The Iraqi government, benefiting from increased oil revenue, would be required to pay more of the cost for domestic security and reconstruction projects under legislation the U.S. Senate will consider this month.
Crude oil rose above $126 a barrel today in New York to a record as the dollar weakened against the euro and yen, prompting investors to buy commodities as a hedge against the currency's decline.
Since the 2003 invasion to oust Iraqi dictator Saddam Hussein, the U.S. government has spent about $45 billion on Iraqi reconstruction efforts and $465 billion for military operations in the country.
“Whoever goes in first will get a piece of the pie,” Hariri said today. “U.S. businesses should benefit from the investment this country made in Iraq.”
Hariri said he was not so much “frustrated” with the lack of U.S. investment as “disappointed.”
“There is some reluctance on the part of many of the U.S. firms on committing to invest in Iraq immediately, and they have, from their perspective, good reasons for doing that,” he said.
The reasons include a very “gray legal environment that they can depend upon,” he said. “There are issues pertaining to insurance, there are issues pertaining to personnel they need -- outside their concerns about security.”

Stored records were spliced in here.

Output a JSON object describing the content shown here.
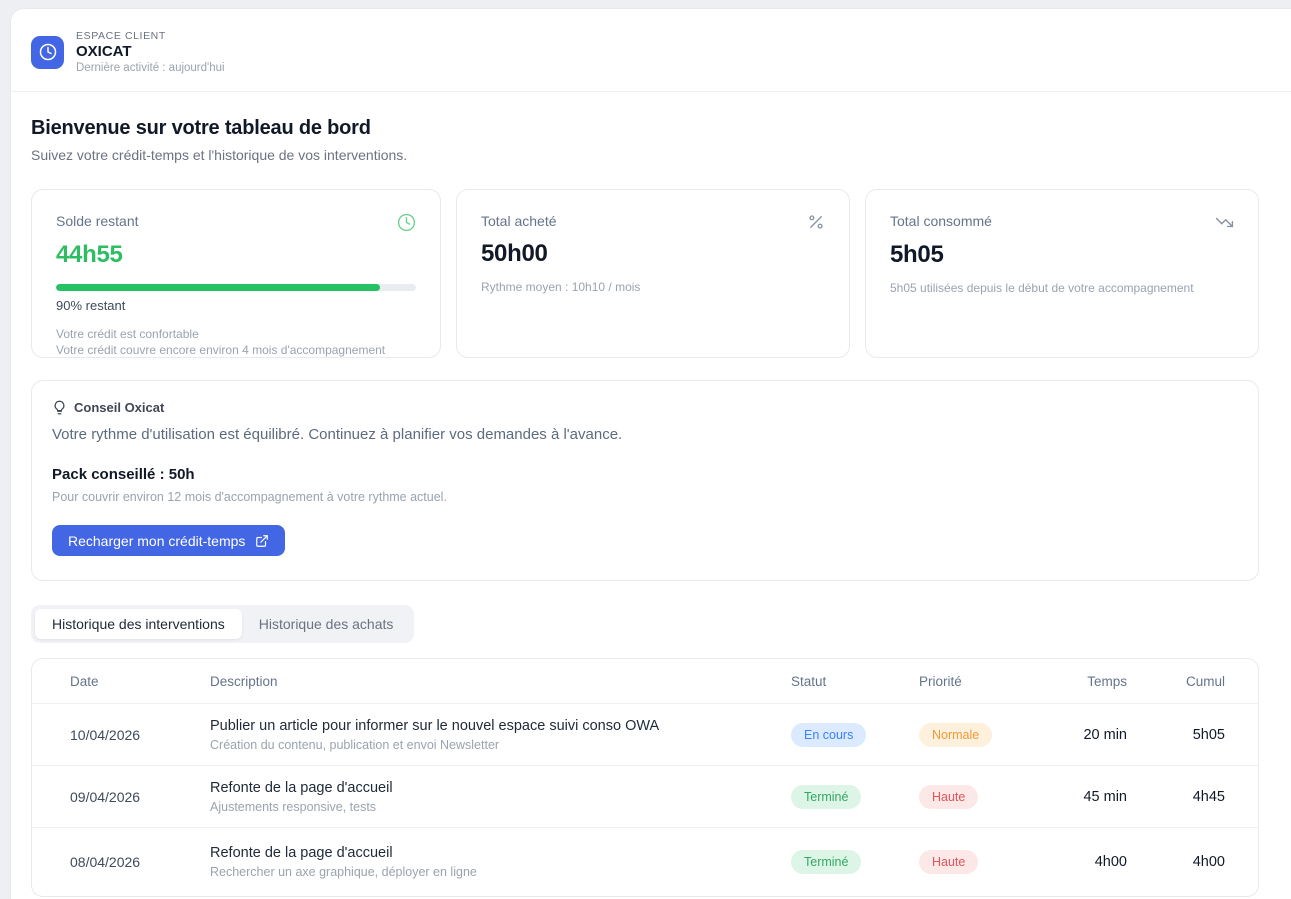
{
  "header": {
    "eyebrow": "ESPACE CLIENT",
    "brand": "OXICAT",
    "last_activity": "Dernière activité : aujourd'hui"
  },
  "page": {
    "title": "Bienvenue sur votre tableau de bord",
    "subtitle": "Suivez votre crédit-temps et l'historique de vos interventions."
  },
  "cards": [
    {
      "label": "Solde restant",
      "icon": "clock-icon",
      "value": "44h55",
      "progress_pct": 90,
      "progress_label": "90% restant",
      "note1": "Votre crédit est confortable",
      "note2": "Votre crédit couvre encore environ 4 mois d'accompagnement"
    },
    {
      "label": "Total acheté",
      "icon": "percent-icon",
      "value": "50h00",
      "note1": "Rythme moyen : 10h10 / mois"
    },
    {
      "label": "Total consommé",
      "icon": "trending-down-icon",
      "value": "5h05",
      "note1": "5h05 utilisées depuis le début de votre accompagnement"
    }
  ],
  "advice": {
    "icon": "lightbulb-icon",
    "title": "Conseil Oxicat",
    "message": "Votre rythme d'utilisation est équilibré. Continuez à planifier vos demandes à l'avance.",
    "pack_title": "Pack conseillé : 50h",
    "pack_note": "Pour couvrir environ 12 mois d'accompagnement à votre rythme actuel.",
    "button_label": "Recharger mon crédit-temps",
    "button_icon": "external-link-icon"
  },
  "tabs": [
    {
      "label": "Historique des interventions",
      "active": true
    },
    {
      "label": "Historique des achats",
      "active": false
    }
  ],
  "table": {
    "columns": [
      "Date",
      "Description",
      "Statut",
      "Priorité",
      "Temps",
      "Cumul"
    ],
    "rows": [
      {
        "date": "10/04/2026",
        "title": "Publier un article pour informer sur le nouvel espace suivi conso OWA",
        "subtitle": "Création du contenu, publication et envoi Newsletter",
        "status": "En cours",
        "status_type": "in-progress",
        "priority": "Normale",
        "priority_type": "normal",
        "time": "20 min",
        "cumul": "5h05"
      },
      {
        "date": "09/04/2026",
        "title": "Refonte de la page d'accueil",
        "subtitle": "Ajustements responsive, tests",
        "status": "Terminé",
        "status_type": "done",
        "priority": "Haute",
        "priority_type": "high",
        "time": "45 min",
        "cumul": "4h45"
      },
      {
        "date": "08/04/2026",
        "title": "Refonte de la page d'accueil",
        "subtitle": "Rechercher un axe graphique, déployer en ligne",
        "status": "Terminé",
        "status_type": "done",
        "priority": "Haute",
        "priority_type": "high",
        "time": "4h00",
        "cumul": "4h00"
      }
    ]
  },
  "colors": {
    "brand_blue": "#4366e5",
    "value_green": "#2fbd63",
    "progress_green": "#25c163",
    "status_in_progress_bg": "#dbeafe",
    "status_in_progress_text": "#3b82f6",
    "status_done_bg": "#ddf5e6",
    "status_done_text": "#34a862",
    "priority_normal_bg": "#fdf0dc",
    "priority_normal_text": "#ec9b3b",
    "priority_high_bg": "#fde8e8",
    "priority_high_text": "#e0565c",
    "page_background": "#edeff3"
  }
}
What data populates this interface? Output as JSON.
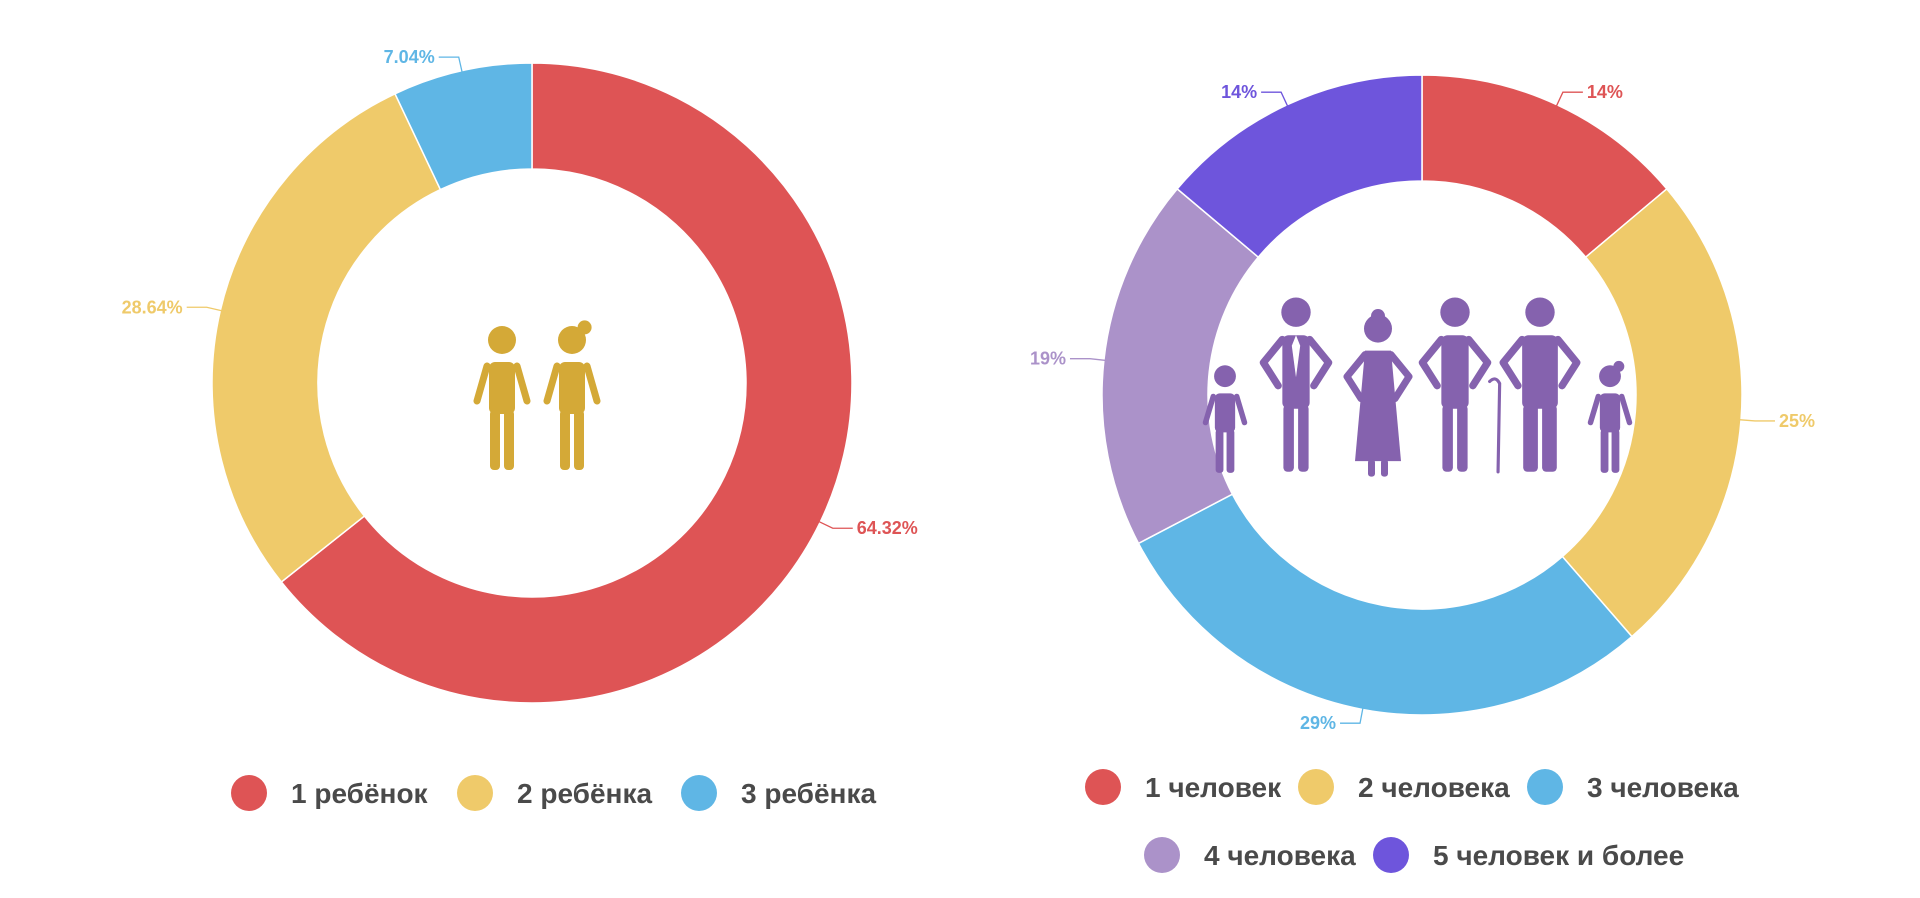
{
  "chart_data": [
    {
      "type": "pie",
      "variant": "donut",
      "title": "",
      "categories": [
        "1 ребёнок",
        "2 ребёнка",
        "3 ребёнка"
      ],
      "values": [
        64.32,
        28.64,
        7.04
      ],
      "labels": [
        "64.32%",
        "28.64%",
        "7.04%"
      ],
      "colors": [
        "#de5455",
        "#efca6a",
        "#5fb6e5"
      ],
      "center_icon": "two-children-icon",
      "center_icon_color": "#d4a937",
      "legend_position": "bottom"
    },
    {
      "type": "pie",
      "variant": "donut",
      "title": "",
      "categories": [
        "1 человек",
        "2 человека",
        "3 человека",
        "4 человека",
        "5 человек и более"
      ],
      "values": [
        14,
        25,
        29,
        19,
        14
      ],
      "labels": [
        "14%",
        "25%",
        "29%",
        "19%",
        "14%"
      ],
      "colors": [
        "#de5455",
        "#efca6a",
        "#5fb6e5",
        "#ab92c9",
        "#6e55dc"
      ],
      "center_icon": "family-group-icon",
      "center_icon_color": "#8562ae",
      "legend_position": "bottom"
    }
  ]
}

Hariri said the Iraqis must “try to provide some reasonably convincing answers as to how we can provide them the environment where these issues are not show-stoppers. They are at the moment,” Hariri said.
“They are losing good markets and others are coming in,” he said. “The Arabs from the Gulf States politically still have many questions and reservations about the Iraq situation but business-wise they are coming in with their billions of dollars of oil money.”
French investment has continued to increase because “the French view is that Iraq is here to stay,” he said. “We have excellent relations with the newly elected French president, who is far more supportive of Iraq policy” than his predecessor, Hariri said.
Airbus SAS, which lost out to Boeing Co. in a $2.2 billion deal this month for 30 aircraft, for example, is courting Iraqi ministers for future purchases, he said.
“We believe we should diversify and we should be looking at Airbus technologies,” he said. Airbus is owned by European Aeronautic, Defense & Space Co. and BAE Systems plc.
Iraq, holder of the third-largest oil reserves among OPEC countries, is also speaking to Dow Chemical Co. about bidding to expand capacity of an existing petrochemical plant at Basra by 1 million tons at a cost of $2 billion, he said.
Likewise, Exxon Mobil Corp. has bid for some oil field service contracts, he said.